その姿勢は「病気の自己」に支配された摂食障害の人から見れば、鬼のように見えるかもしれません。
治療者は嫌がられ、場合によっては憎まれます。
優しくしていい関係を築きたいのに、厳しくせざるを得ず嫌がられ、憎まれてしまう。
ここに治療者のジレンマがあるのです。

私自身も振り返ると、「先生は鬼やった。でも、その鬼に治してもらった」などと言われたこともあります。
ときには初診のときに厳しく話すその姿勢に、「優しい言葉をかけてもらえると思ってきたのに…」と摂食障害の人のご両親から批判の言葉を受けたこともあります。
私も本当は優しい言葉をかけたいのです。
医者としての自己保身を考えるなら、優しい言葉をかけていれさえすれば非難を受けることなどないでしょう。
しかし、いずれわかるのです。
それだけでは、いつまで経っても治らないということを…。

摂食障害は人生に影響を与える病気です。
そのことを思うなら、治療者としてのジレンマを抱えながらも、自己保身の気持ちに打ち勝ち、「病気の自己」に対しては厳しいかかわりをすることが必要なのです。

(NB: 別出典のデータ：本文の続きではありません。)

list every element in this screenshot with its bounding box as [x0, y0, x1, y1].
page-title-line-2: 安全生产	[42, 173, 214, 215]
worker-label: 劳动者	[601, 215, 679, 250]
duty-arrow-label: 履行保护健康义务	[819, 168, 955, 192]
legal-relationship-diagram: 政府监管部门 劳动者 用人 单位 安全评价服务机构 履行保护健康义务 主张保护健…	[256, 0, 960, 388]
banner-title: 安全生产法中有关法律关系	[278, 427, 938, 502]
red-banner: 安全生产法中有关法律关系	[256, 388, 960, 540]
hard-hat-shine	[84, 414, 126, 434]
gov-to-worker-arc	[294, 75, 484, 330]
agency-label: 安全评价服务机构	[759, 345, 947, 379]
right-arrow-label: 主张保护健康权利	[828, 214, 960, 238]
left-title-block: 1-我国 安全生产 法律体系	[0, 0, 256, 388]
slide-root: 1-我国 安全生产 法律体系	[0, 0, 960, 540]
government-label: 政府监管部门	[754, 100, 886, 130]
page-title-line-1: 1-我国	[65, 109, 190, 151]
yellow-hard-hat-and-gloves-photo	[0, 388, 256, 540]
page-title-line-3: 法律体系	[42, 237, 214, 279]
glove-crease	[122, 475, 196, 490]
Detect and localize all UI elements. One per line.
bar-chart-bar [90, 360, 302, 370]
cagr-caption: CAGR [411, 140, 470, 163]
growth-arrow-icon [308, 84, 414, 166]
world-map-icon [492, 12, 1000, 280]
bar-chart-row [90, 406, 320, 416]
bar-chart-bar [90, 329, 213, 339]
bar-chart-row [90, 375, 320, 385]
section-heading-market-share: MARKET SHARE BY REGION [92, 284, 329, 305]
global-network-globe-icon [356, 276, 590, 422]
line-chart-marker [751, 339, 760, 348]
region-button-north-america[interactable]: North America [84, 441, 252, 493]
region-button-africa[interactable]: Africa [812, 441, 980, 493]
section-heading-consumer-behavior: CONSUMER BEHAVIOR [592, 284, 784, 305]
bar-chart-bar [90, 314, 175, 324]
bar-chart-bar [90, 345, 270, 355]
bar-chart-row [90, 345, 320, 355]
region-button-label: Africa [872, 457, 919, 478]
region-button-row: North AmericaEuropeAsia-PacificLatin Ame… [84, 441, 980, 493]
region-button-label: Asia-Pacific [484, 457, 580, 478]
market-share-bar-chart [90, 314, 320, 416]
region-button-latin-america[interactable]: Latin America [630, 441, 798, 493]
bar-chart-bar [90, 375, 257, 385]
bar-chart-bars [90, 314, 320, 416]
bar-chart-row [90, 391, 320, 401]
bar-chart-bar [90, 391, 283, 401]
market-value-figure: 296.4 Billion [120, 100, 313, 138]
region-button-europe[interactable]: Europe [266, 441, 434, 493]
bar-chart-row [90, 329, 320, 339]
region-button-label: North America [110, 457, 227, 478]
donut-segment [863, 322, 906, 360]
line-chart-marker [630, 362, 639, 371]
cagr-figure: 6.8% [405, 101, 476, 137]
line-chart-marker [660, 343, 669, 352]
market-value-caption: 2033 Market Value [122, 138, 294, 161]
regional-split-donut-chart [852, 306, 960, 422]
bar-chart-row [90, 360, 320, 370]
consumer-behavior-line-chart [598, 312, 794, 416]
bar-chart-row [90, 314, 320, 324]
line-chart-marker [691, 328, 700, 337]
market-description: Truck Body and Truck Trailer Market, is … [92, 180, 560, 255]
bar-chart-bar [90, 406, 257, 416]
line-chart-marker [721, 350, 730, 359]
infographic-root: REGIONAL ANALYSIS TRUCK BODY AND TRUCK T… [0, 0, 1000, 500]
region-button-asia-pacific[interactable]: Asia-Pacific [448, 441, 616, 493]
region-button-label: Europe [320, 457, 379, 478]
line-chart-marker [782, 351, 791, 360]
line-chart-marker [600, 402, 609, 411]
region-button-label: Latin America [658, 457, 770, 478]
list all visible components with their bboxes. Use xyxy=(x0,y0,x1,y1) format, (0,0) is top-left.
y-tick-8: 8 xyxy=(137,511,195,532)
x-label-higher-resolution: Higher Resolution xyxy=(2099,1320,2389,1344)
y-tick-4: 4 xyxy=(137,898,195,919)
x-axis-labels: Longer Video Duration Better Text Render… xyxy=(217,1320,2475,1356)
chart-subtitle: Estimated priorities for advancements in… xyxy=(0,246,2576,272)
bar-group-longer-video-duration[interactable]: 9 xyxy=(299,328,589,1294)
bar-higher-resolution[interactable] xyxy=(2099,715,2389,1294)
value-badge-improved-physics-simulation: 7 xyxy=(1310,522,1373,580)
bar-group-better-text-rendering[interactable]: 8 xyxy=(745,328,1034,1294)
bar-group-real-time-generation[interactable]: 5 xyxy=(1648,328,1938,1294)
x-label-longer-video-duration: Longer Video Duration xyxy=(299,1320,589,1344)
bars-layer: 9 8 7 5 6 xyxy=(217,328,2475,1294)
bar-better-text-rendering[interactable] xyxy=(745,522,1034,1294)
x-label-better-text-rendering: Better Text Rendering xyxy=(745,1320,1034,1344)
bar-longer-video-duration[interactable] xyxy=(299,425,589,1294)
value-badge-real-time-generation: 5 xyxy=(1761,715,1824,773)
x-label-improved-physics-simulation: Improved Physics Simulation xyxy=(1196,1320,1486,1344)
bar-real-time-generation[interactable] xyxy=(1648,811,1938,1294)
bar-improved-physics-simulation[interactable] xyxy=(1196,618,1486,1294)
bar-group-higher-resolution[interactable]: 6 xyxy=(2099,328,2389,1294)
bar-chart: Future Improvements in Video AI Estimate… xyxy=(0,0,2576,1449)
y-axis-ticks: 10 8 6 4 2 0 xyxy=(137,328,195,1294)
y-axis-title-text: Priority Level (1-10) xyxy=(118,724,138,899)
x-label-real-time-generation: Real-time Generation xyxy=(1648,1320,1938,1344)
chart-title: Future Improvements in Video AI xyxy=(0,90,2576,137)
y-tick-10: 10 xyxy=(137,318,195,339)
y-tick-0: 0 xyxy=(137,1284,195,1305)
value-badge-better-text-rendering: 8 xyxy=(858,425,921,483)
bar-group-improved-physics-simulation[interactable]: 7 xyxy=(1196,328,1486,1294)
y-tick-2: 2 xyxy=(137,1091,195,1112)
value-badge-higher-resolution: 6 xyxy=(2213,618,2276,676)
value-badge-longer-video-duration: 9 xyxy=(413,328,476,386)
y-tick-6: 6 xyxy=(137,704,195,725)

こんなお話ばかりしていると厳しいだけの医者かなと思われるかもしれませんね。
きっとそんなことはないと思います。
神戸に開業したときにも滋賀から多くの摂食障害の人がついてきてくださり、また、全国からも通院してくださったりしています。
今もよくなった人たちが手紙を下さったり、訪ねてきてくださったりします。
そんな時は「よく私の思いを理解してくれてついてきてくれたね」と思い、とても幸せな気持ちになります。
だから、またジレンマを抱えながらも、次のひとりに賭けて治療に臨みたくなるのです。